Stir-Fried Chicken with Chinese Garlic Sauce

  • 1 pound chicken breast tenders – cut crosswise into
    1/2-inch-thin strips
  • 1 tsp toasted sesame oil
  • 1/4 tsp Season with Spice’s finely ground white pepper
  • 2 tbsp peanut oil or vegetable oil, divided
  • 5-6 garlic cloves – minced
  • 1 tbsp freshly grated ginger
  • 1 tsp red chili flakes
  • 1/2 cup roughly chopped red onion
  • A handful of snow peas – trimmed
  • 1/2 red bell pepper – cut into thin strips 

  • 1 tablespoon rice vinegar
  • 2 tablespoon low sodium soy sauce
  • 2 tsp dark soy sauce
  • 2 teaspoons Chinese rice wine, or dry sherry (optional)
  • 1/2 tablespoon brown sugar
  • 2 tsp cornstarch 

  1.  In a large bowl, toss chicken strips with toasted sesame
    oil and white pepper.
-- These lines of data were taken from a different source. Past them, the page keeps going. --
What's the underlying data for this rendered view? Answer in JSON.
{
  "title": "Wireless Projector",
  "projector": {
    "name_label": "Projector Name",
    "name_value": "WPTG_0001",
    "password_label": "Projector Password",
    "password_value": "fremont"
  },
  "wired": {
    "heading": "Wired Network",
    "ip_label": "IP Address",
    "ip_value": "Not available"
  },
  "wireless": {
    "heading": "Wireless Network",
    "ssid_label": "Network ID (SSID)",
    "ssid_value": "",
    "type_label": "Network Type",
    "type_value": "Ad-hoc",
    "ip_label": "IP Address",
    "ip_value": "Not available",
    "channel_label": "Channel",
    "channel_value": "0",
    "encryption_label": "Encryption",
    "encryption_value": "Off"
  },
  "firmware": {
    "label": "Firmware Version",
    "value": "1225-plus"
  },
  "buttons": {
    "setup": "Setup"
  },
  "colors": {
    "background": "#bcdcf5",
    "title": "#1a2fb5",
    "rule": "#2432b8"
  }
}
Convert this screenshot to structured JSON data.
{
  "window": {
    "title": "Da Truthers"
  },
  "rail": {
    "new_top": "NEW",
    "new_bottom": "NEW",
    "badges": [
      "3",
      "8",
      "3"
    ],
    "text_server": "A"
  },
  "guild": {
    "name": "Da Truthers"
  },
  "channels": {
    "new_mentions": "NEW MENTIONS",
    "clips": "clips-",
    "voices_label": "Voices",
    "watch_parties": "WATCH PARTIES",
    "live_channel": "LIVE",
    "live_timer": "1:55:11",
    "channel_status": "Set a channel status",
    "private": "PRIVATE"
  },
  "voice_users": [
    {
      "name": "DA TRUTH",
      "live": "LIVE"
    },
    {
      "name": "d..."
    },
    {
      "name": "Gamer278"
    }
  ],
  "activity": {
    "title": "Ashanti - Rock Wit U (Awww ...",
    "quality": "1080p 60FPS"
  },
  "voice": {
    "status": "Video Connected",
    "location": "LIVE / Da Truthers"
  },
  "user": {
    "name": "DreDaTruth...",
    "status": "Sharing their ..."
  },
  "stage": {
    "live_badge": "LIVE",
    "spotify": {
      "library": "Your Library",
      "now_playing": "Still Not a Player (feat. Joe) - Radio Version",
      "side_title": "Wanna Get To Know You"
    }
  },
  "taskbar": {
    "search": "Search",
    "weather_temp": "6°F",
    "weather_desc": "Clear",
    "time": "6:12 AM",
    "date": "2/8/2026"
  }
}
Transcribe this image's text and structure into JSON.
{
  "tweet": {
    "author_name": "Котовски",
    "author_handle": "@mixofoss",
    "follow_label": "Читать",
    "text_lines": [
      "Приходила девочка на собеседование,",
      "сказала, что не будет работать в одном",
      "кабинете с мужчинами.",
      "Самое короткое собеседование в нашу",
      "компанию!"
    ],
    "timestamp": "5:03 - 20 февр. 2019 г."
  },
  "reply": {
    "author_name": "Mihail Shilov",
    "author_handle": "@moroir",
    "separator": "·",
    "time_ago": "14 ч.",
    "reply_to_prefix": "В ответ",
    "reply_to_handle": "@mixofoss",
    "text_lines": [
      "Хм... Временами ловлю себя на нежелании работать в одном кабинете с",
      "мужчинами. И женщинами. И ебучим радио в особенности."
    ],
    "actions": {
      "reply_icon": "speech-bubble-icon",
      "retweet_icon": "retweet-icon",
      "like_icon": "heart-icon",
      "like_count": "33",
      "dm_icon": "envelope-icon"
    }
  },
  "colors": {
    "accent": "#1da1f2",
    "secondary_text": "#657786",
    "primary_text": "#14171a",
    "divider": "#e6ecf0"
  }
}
Marinate for 10-15 minutes.
  2.   In a small bowl,
    stir together rice vinegar, soy sauce, dark soy sauce, Chinese rice wine (if
    using), brown sugar and cornstarch. Set aside.
  3.  Heat a wok or large frying pan over high heat. Add 1 tbsp
    of oil. When the oil is hot, add the chicken pieces, spreading it out as much
    as possible. Sear for 1 minute without stirring until the edges are lightly
    browned, then stir to cook all sides until just cooked through – about 2-3
    minutes more. Transfer chicken to a bowl and set aside.
  4.  Reheat the same wok, swirl in another tablespoon of oil,
    add in garlic, ginger, and red chili flakes. Stir-fry over low heat for about
    10-15 seconds, or until aromatic, taking care not to burn the garlic. Turn up
    the heat to high, add in snow peas and red onion, and stir-fry for another 30
    seconds. Add in red bell pepper, and cook for one minute – making sure to stir
    and toss the ingredients well. When the vegetables are bright and almost
    crisp-tender, stir in the cooked chicken. Then take the prepared sauce, give it
    a stir, and quickly pour it into the wok, cooking until the sauce thickens. Add
    in one or two tablespoon of water if needed, toss well, and cook for a further
    30 seconds or the mixture is hot and bubbly. Turn heat off, and transfer to a
    serving plate. Serve hot with steamed rice (brown rice is best).